Die Kreatur am Fuß des Hügels richtete ihre Aufmerksamkeit wieder auf Rosalie, die zusammengekauert am Stamm einer riesigen alten Kiefer saß. Aus den Rissen in der Rinde des Baums strömte dünner grünlicher Dunst. Der kahlköpfige Arzt beugte sich über Rosalie und hatte eine Hand zu einer streichelnden Geste ausgestreckt, die überhaupt nicht zu dem Skalpell passen wollte, das er in der kleinen linken Faust hielt.

Rosalie winselte... dann streckte sie den Hals und leckte der Kreatur unterwürfig die Handfläche.

Ralph betrachtete seine eigenen Hände und spürte etwas in ihnen - nicht die Kraft von vorhin, nichts dergleichen, aber etwas. Plötzlich tanzten grellweise Funken dicht über seinen Nägeln. Als hätten sich die Finger in Zündkerzen verwandelt.

Lois zupfte inzwischen hektisch an ihm. »Was ist mit dem Hund, Ralph? Was ist mit ihm?«

Ohne darüber nachzudenken, was er tat oder warum, legte Ralph die Hände auf Lois' Augen, wie jemand, der »Rat mal wer« mit seiner Liebsten spielt. Seine Finger leuchteten kurzzeitig so grell weiß auf, daß er fast erblindete. Muß das Weiß sein, von dem sie immer in der Waschmittelwerbung sprechen, dachte er.

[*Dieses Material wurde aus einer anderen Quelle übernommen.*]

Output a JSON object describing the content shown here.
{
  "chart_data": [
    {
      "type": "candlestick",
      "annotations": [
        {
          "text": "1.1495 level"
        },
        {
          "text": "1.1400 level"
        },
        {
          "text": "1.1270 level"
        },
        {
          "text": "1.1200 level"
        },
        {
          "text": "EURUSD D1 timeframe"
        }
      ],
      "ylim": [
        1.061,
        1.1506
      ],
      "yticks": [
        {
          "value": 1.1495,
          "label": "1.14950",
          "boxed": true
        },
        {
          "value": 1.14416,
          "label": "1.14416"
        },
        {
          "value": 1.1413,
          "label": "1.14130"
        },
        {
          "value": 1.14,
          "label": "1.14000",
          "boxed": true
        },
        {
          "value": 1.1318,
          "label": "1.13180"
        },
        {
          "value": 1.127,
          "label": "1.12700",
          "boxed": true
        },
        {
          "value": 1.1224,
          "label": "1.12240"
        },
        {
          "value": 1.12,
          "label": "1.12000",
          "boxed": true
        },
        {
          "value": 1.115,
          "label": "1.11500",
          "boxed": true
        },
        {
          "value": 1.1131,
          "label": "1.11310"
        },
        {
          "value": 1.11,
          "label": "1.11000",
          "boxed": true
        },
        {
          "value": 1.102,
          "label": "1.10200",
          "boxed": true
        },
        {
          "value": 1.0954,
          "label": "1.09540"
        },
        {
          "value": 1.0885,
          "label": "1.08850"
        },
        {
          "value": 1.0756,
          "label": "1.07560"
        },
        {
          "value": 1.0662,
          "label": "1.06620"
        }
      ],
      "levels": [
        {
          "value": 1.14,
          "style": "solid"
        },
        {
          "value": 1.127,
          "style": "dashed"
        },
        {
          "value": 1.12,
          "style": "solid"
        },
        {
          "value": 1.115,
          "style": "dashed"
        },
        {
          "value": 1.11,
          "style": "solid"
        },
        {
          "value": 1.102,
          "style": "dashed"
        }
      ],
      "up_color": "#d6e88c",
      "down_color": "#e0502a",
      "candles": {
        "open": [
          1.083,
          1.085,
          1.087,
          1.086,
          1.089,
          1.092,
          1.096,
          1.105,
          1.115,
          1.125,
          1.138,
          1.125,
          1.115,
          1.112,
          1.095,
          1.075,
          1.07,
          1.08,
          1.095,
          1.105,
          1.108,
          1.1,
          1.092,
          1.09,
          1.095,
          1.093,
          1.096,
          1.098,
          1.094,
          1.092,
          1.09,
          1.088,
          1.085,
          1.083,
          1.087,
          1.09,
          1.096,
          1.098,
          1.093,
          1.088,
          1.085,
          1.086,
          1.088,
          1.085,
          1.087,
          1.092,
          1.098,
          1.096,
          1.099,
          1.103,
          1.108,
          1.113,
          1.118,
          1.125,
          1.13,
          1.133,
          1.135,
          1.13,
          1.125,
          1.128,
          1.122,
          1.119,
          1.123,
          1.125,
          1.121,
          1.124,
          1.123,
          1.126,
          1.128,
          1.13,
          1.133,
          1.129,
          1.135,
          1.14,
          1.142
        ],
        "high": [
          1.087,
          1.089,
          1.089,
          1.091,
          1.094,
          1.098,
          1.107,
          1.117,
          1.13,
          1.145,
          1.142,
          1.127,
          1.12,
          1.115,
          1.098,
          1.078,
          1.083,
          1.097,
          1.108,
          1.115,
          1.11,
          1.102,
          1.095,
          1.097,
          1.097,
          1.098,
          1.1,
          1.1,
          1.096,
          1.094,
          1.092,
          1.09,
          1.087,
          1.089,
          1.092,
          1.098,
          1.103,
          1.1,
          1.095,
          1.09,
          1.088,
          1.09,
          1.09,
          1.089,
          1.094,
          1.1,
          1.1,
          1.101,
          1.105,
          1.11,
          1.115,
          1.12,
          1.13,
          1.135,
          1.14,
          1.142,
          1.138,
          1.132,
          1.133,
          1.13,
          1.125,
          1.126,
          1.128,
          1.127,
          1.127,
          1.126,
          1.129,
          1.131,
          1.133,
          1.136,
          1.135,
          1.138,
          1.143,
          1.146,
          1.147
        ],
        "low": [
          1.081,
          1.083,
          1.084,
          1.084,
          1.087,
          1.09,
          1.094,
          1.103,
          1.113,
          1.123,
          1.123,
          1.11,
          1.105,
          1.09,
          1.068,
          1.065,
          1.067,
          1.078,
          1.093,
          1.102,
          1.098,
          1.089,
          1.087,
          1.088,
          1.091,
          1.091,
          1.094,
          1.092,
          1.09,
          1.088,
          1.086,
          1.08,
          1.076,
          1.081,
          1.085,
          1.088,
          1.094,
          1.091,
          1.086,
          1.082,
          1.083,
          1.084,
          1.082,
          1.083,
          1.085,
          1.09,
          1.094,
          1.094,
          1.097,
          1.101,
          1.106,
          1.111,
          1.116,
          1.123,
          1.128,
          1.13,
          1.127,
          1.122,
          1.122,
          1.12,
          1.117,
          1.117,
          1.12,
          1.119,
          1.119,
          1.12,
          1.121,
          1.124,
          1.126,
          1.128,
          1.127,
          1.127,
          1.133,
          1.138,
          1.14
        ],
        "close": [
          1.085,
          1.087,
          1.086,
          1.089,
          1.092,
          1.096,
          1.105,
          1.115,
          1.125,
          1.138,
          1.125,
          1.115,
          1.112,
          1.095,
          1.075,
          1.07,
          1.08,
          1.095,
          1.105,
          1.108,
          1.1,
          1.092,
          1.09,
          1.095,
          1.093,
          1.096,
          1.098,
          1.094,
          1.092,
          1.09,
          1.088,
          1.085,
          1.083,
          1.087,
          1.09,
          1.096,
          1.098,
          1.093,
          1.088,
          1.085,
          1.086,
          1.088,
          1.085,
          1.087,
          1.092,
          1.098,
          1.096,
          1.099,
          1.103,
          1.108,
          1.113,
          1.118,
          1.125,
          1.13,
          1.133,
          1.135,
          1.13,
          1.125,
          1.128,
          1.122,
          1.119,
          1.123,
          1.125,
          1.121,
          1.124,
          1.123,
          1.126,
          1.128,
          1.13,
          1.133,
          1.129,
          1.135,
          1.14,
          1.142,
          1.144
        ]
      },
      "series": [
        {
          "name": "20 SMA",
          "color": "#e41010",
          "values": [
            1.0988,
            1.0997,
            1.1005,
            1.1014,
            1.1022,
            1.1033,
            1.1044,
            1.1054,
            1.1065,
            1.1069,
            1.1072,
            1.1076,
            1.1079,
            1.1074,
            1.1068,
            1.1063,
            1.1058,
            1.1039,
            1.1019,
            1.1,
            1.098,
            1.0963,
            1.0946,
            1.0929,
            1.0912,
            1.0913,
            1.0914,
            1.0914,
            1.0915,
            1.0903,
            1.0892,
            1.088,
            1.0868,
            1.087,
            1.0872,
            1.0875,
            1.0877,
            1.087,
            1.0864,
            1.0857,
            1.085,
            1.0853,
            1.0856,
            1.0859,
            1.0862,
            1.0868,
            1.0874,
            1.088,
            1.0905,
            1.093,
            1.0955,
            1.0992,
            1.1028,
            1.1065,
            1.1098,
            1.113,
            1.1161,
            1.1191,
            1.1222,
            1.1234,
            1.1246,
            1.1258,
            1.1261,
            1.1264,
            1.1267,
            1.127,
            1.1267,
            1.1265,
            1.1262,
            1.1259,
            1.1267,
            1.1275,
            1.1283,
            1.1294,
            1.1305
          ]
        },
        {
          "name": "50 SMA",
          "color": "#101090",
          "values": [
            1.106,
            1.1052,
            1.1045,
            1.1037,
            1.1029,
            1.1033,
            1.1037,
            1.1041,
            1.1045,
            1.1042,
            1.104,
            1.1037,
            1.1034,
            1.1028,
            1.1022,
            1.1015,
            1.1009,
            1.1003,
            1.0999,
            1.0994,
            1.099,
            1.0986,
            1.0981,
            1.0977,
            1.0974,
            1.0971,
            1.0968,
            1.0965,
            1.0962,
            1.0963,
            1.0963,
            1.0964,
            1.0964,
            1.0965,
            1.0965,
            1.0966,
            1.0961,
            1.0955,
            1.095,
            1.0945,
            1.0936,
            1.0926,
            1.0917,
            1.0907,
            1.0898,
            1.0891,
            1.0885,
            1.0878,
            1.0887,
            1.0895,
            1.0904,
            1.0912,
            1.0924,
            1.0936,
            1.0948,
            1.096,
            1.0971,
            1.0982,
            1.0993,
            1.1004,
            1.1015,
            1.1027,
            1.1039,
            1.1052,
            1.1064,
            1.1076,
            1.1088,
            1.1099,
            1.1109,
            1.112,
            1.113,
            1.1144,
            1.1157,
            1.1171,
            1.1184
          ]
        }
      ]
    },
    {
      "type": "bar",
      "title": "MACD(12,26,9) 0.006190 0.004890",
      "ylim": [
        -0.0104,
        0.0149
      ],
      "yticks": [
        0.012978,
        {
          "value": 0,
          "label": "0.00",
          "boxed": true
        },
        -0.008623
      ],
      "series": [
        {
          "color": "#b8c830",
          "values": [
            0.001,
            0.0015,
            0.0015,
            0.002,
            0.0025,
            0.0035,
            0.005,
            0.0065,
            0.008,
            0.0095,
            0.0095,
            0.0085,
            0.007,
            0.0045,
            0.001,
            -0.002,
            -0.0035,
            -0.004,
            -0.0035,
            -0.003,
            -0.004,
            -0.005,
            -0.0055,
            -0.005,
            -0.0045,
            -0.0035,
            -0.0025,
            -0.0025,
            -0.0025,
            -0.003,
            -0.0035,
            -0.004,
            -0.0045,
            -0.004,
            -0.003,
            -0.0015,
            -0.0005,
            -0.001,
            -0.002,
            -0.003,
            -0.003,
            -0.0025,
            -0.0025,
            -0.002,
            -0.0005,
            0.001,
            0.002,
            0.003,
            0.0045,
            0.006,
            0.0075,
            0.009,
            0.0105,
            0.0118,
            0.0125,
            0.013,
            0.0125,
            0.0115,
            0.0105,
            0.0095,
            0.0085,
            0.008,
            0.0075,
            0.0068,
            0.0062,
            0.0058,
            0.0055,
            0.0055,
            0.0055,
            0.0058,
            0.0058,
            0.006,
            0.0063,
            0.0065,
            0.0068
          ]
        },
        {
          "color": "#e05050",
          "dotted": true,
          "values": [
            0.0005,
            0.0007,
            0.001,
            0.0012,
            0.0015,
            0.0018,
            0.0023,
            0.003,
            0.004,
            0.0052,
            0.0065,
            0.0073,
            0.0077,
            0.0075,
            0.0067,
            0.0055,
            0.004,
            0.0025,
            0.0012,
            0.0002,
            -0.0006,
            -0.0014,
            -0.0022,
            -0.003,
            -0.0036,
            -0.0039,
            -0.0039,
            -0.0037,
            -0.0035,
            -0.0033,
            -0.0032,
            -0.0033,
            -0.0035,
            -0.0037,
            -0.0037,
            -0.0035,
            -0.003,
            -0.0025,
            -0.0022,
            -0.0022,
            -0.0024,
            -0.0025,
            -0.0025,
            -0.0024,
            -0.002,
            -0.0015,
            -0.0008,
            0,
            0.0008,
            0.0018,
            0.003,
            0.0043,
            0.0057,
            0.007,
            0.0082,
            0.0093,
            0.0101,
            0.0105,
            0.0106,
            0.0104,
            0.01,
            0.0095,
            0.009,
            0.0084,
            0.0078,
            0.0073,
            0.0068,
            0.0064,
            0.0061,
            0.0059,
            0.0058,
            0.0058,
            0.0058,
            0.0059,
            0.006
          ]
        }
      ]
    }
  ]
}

Lois schrie. Sie griff mit den Händen nach seinen Handgelenken, umklammerte sie und ließ wieder los. »Mein Gott, Ralph, was hast du mit mir gemacht?«

Er nahm seine Hände weg und sah eine grellweiße liegende Acht um ihre Augen herum; es war, als hätte sie gerade eine in Puderzucker getauchte Brille abgenommen. Das Weiß begann in dem Moment zu verblassen, als er die Hände wegnahm... aber...

Es verblaßt nicht, dachte er. Es sinkt ein.